Vivemos hoje uma hora decisiva para a humanidade: a da luta entre o pão e o ouro, simbolizando o pão a tranquilidade e a segurança para todos e o ouro a especulação, a competição e a guerra. E não podemos hesitar na escolha do caminho. Ou salvamos o mundo dando pão aos que têm fome ou pereceremos todos sob o peso esmagador do ouro acumulado à custa da fome e da miséria de dois terços dos nossos semelhantes.”

Replica-se acima uma expressão do pensamento crítico nacional e humanista cuja vigência e contundência faz parecer ter sido escrito ontem e que merece ser inscrita no totem de combate da liberdade, luta esta em que o América do Sol se engaja no propósito de contribuir com o seu grão de areia. Mas foi escrita e publicada em 1957, como fecho da segunda edição de Geopolítica da Fome, obra maestra do genial Josué de Castro (1), onde praticamente esgota tema tão importante quanto inexplorado: um autêntico tabu, uma região maldita da realidade brasileira e mundial onde ninguém até então ousava penetrar a fundo.

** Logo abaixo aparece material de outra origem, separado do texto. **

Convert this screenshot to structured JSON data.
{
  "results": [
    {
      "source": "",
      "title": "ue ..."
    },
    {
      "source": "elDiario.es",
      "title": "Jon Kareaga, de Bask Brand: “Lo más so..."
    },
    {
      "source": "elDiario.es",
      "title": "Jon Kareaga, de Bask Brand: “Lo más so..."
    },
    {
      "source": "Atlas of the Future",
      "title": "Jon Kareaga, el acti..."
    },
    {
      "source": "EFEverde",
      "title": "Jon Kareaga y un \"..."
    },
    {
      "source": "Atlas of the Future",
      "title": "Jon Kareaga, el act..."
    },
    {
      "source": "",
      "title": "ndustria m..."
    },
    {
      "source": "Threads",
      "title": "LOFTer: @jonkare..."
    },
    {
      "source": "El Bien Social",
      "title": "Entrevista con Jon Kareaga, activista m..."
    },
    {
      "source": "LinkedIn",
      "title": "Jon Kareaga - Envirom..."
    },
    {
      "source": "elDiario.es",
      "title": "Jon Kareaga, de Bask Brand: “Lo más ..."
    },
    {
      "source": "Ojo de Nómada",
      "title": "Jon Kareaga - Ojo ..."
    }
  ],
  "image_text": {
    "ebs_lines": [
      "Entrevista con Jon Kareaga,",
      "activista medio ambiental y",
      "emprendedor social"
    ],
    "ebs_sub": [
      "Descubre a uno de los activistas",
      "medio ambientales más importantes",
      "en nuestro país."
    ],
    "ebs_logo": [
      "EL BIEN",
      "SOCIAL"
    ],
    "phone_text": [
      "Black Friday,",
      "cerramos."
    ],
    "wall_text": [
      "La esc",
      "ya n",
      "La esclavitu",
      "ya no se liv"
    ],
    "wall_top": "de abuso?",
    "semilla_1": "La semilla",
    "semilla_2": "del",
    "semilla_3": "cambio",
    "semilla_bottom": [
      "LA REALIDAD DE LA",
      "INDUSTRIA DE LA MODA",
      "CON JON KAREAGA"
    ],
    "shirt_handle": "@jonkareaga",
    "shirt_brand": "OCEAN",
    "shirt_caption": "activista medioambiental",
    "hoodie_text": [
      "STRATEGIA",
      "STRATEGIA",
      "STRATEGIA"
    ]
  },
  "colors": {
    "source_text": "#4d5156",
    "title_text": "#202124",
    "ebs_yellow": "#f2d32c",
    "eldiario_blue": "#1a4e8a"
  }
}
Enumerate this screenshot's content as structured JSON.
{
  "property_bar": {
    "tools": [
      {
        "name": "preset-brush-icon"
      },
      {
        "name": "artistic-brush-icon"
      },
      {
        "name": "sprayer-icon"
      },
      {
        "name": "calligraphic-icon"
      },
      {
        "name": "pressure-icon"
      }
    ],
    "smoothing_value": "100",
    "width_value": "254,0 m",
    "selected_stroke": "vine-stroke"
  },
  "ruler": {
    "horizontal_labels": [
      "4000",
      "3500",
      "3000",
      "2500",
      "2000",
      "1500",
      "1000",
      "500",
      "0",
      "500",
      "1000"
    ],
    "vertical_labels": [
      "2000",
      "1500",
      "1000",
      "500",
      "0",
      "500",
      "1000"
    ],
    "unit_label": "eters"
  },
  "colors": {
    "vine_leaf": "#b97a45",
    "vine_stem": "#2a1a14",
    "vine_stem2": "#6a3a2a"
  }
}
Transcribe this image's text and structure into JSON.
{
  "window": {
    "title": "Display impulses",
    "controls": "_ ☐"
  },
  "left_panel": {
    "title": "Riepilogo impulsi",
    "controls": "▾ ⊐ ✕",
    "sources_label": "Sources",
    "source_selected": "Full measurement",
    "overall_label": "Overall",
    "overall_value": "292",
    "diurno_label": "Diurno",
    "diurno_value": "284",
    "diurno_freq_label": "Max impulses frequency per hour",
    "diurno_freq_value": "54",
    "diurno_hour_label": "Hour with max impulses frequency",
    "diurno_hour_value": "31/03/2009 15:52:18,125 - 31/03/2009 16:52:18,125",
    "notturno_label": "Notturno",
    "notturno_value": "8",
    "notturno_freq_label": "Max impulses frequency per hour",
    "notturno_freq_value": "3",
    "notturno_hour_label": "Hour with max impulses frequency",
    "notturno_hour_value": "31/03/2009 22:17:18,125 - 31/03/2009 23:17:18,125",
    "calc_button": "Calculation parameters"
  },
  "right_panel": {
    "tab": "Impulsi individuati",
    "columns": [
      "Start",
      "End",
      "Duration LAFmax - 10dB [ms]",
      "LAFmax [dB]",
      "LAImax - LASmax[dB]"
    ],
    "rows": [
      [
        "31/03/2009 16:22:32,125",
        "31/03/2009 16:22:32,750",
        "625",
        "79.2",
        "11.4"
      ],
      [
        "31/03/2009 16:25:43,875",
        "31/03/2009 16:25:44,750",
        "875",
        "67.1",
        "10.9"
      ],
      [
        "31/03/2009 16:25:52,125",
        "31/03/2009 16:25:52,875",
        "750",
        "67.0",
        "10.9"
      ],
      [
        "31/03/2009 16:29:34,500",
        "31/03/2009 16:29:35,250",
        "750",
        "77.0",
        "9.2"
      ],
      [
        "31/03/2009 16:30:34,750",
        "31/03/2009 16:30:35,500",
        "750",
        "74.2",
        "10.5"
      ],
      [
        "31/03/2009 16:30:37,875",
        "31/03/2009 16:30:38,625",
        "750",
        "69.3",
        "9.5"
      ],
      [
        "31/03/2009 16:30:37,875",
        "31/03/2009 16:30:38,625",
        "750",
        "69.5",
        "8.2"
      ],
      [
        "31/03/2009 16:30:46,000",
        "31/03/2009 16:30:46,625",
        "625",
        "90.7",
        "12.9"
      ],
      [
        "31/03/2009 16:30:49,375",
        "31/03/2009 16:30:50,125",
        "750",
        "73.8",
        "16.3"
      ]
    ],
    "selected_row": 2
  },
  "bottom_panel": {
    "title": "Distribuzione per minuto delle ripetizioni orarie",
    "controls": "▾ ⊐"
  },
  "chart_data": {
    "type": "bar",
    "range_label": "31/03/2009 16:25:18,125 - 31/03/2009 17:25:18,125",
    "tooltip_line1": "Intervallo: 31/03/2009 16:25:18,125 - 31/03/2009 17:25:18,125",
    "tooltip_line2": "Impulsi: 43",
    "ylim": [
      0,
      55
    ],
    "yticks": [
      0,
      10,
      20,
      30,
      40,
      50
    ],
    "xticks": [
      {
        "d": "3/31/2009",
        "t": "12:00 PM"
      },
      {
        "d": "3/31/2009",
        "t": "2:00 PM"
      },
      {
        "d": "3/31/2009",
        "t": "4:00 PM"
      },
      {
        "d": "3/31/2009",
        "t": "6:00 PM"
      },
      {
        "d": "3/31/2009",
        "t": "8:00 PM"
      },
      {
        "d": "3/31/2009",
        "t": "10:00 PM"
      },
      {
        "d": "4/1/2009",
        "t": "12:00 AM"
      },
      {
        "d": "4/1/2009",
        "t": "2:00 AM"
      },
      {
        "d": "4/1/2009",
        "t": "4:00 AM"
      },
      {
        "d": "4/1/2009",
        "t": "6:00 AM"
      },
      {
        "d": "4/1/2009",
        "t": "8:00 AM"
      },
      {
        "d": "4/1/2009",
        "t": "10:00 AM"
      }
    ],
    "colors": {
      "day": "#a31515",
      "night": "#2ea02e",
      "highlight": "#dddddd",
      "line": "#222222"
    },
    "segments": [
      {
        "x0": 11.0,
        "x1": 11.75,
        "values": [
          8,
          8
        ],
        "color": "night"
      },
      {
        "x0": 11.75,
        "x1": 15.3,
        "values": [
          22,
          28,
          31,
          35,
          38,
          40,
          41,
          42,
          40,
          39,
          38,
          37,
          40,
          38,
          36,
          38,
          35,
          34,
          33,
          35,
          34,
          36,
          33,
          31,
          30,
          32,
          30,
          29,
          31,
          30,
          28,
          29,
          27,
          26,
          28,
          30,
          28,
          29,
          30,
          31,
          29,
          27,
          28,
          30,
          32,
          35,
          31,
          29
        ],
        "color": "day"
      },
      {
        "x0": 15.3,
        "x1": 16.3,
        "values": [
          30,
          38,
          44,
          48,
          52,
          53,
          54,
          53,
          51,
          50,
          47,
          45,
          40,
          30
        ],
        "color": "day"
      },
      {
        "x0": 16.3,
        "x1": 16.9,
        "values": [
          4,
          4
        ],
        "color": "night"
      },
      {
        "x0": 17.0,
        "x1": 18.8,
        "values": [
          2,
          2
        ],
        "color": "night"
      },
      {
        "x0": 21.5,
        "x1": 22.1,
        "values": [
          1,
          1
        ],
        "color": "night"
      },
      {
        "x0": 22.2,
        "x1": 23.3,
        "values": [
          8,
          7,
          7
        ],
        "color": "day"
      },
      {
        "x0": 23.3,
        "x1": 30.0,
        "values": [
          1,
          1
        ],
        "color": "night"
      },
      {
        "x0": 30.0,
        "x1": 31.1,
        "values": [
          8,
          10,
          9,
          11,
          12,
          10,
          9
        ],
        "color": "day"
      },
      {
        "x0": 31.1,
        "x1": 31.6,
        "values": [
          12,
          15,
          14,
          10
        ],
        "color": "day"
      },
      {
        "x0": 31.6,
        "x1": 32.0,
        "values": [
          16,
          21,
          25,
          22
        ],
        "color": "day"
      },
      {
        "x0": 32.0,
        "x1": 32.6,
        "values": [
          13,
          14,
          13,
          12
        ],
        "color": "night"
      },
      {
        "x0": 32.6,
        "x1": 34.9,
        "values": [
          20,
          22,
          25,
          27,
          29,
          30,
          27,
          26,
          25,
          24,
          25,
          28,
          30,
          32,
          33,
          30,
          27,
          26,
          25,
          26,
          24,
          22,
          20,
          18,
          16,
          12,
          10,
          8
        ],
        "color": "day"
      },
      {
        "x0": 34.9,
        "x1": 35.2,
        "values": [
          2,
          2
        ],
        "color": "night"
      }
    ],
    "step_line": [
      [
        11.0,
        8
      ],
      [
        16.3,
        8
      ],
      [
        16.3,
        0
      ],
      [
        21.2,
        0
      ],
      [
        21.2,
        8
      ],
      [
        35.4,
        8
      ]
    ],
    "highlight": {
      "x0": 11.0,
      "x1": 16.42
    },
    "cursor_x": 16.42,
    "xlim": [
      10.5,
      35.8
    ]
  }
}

No mesmo espírito de Josué e de Oswald abrimos a segunda edição deste inovador projeto editorial: enfrentando tabus e (pré)conceitos.

Um desses (pré)conceitos mais difundidos (e difusos), a “liberdade de expressão” ou, também, a “liberdade de imprensa”, tanto faz, é agora exaltado e “defendido” por correntes de “pensamento” as mais conflitantes, mas igualmente hipócritas, das tais “progressistas” até as mais reacionárias, ao ponto de se tornar lugar-comum.

Aqui no América do Sol nós não estamos nem aí para a “liberdade de imprensa” ou “de expressão”, porque não passa de uma falácia.

Parafraseando o estilo literário da obra de Marx, quando ouvimos falar em “liberdade de imprensa”, retrucamos que o que nos interessa mesmo é a imprensa da liberdade, ou a expressão da liberdade, pela qual lutamos e que consideramos tão importante para a humanidade como o ar que respiramos.

Nela reside a nossa afinidade com a Hora do Povo, hoje um dos pouquíssimos veículos da imprensa da liberdade publicados em português brasileiro e que, como tal, deve ser lido linha por linha, edição a edição. A imprensa da liberdade é a única capaz de nutrir a consciência crítica do leitor na observação e análise inteligente e inteligível da realidade. Em particular, da realidade brasileira.

Ao contrário do que em geral se pensa, Marx entendia e defendia sua obra não como obra de rigor científico ou acadêmica (termos que desprezava), mas como “um todo artístico” (2), por suas mesmas palavras. Ele considerava a arte numa categoria da expressão do pensamento superior à ciência, ainda quando a contivesse, e cria que sua obra se elevava até ela, sem que, por isto, alimentasse pretensões de artista.

Chegamos assim ao tema desta edição, ironicamente vislumbrado pelo oportunismo cristão e neófito de Caminha, que grafou a primeira obra de escritura da nossa língua materna em solo brasileiro, e sabiamente provocado pelo ovo-semente que brotou da fértil expressão plástica (da liberdade) de Fernando Tavares: a agricultura.

E o maior tabu a ela relacionado, muito mais quando artisticamente estruturado em bases marxistas, oswaldianas, josuelanas e getulistas: a reforma agrária.

A agricultura e a reforma agrária são sinônimas no Brasil moderno, não existirá a primeira, pelo menos em seu sentido humano, libertário e civilizatório, sem que haja a outra. Ambas perfazem a arquitetônica (totem) que propomos nesta edição para contribuir no fortalecimento do combate da liberdade contra o imperialismo, contradição principal da nossa realidade desde os primórdios da nacionalidade.

  • (1) Josué de Castro; Geopolítica da Fome, Brasiliense, São Paulo, 1957.
  • (2) Ludovico Silva; O Estilo Literário de Marx; Expressão Popular, São Paulo, 2012.